Because of the limited funds and skyrocketing demand, DHS closed applications for ERAP last November after accepting applications for a single day. Thursday marked the first time residents could seek rental aid again.
But this time, rather than using an online portal, they would have to schedule an in-person appointment, either by calling DHS or showing up at the resource center. A DHS spokesman said in a statement the switch to requiring in-person appointments was intended to “increase transparency, improve eligibility verification and better manage limited program funding.”
The doors and the phone lines opened at 9 a.m.
The phones went down, unprepared for the volume of calls. The line was punishingly long.
Police stood outside the door and loitered in the parking lot. Socialist activists handed out hand warmers and granola. Some who were disabled or who had young children were at first given preference, but after several hours even those groups grew large. Many in line said they didn’t understand how the D.C. government had failed to create a sensible process to submit an application.
“We’re all cold. We’re all hungry. I just want a snack,” Kaylla House, 23, who had been in line for about five hours, said as she inched toward the front.
The people in line quieted down as a DHS staff member with a bullhorn tried to deliver an update, his voice traveling no further than the first several dozen weary waiters.
“You will get an ERAP appointment today,” he bellowed. “Everyone in this line will get a number.”
Some had taken off work to be there, from low-wage jobs that weren’t enough to pay the rent.
Vernoica Davis, 36, said that a slowdown in the restaurant industry meant she was pulling in less than half of what she used to make waiting tables at Carmine’s. Her car got repossessed. Now the landlord wanted her apartment back, too.

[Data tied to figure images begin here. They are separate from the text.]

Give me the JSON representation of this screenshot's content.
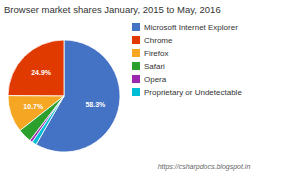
{
  "chart_data": {
    "type": "pie",
    "title": "Browser market shares January, 2015 to May, 2016",
    "categories": [
      "Microsoft Internet Explorer",
      "Chrome",
      "Firefox",
      "Safari",
      "Opera",
      "Proprietary or Undetectable"
    ],
    "values": [
      58.3,
      24.9,
      10.7,
      4.0,
      0.8,
      1.3
    ],
    "colors": [
      "#4472C4",
      "#E03A00",
      "#F5A623",
      "#2CA02C",
      "#9C27B0",
      "#00BCD4"
    ],
    "data_labels": true,
    "value_labels": [
      "58.3%",
      "24.9%",
      "10.7%",
      null,
      null,
      null
    ],
    "annotations": [
      "https://csharpdocs.blogspot.in"
    ],
    "legend": "right"
  }
}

Nekaybaw Jackson, 28, works the overnight shift for Amazon, 1:20 a.m. to 11:50 a.m., Friday through Monday, and works as an aide for disabled people from 2 p.m. to 10 p.m. Monday through Friday — a second job she picked up recently. But that also put her over the income limit for food stamps for her and her two kids. And while she has a housing voucher covering a portion of rent, she said, she comes up a bit short at the end of the month. She has an $840 gap to fill.
Many others in line were in the throes of unemployment, struggling to compete in the job market as landlords ran out of patience. Chanelle Washington, 32, said she lost her job helping high-schoolers prepare for college in August. Now, she said, it was hard to justify making the payments with what little she had at her disposal when her place was infested with roaches and the landlord wasn’t fixing the problem.
Deon Johnson, 36, moved to D.C. from Dallas in February to take a job as a program analyst at the National Institutes of Health, which he got through the federal government’s prestigious presidential management fellowship — only to be immediately laid off, along with thousands of other employees. A court ordered he and others be rehired, only for the Trump administration to fire him again in July.
Johnson tapped retirement funds to pay his rent in August and September. He didn’t pay in October or November. He has applied for about 60 positions at nonprofits and in higher education — the field in which he attained a PhD in 2022. It was farther than anyone in his family had gone before. He grew up poor, he said, and now, standing for six hours in the cold to apply for government aid, he felt like he was right back where he began. It was “humbling,” he said.
“Having grown up in poverty, getting to upper middle class, going back to poverty, it’s been like … wow,” he said. “Everything turned into a nightmare.”
Back in the stairwell, Drake changed her baby’s diaper on her lap and fed her some more milk. Outside, a man in line noticed her through the window and came in to check on her.
“Did you try to go up there?” he said, wondering whether they’d let Drake and her baby through the front of the line. She had tried that, she said. It didn’t work.
The man, a stranger, said to wait — he would go try to find help for her again. He peeked at the infant trying to fall asleep in her blanket.
“I got three bottles left,” Drake said.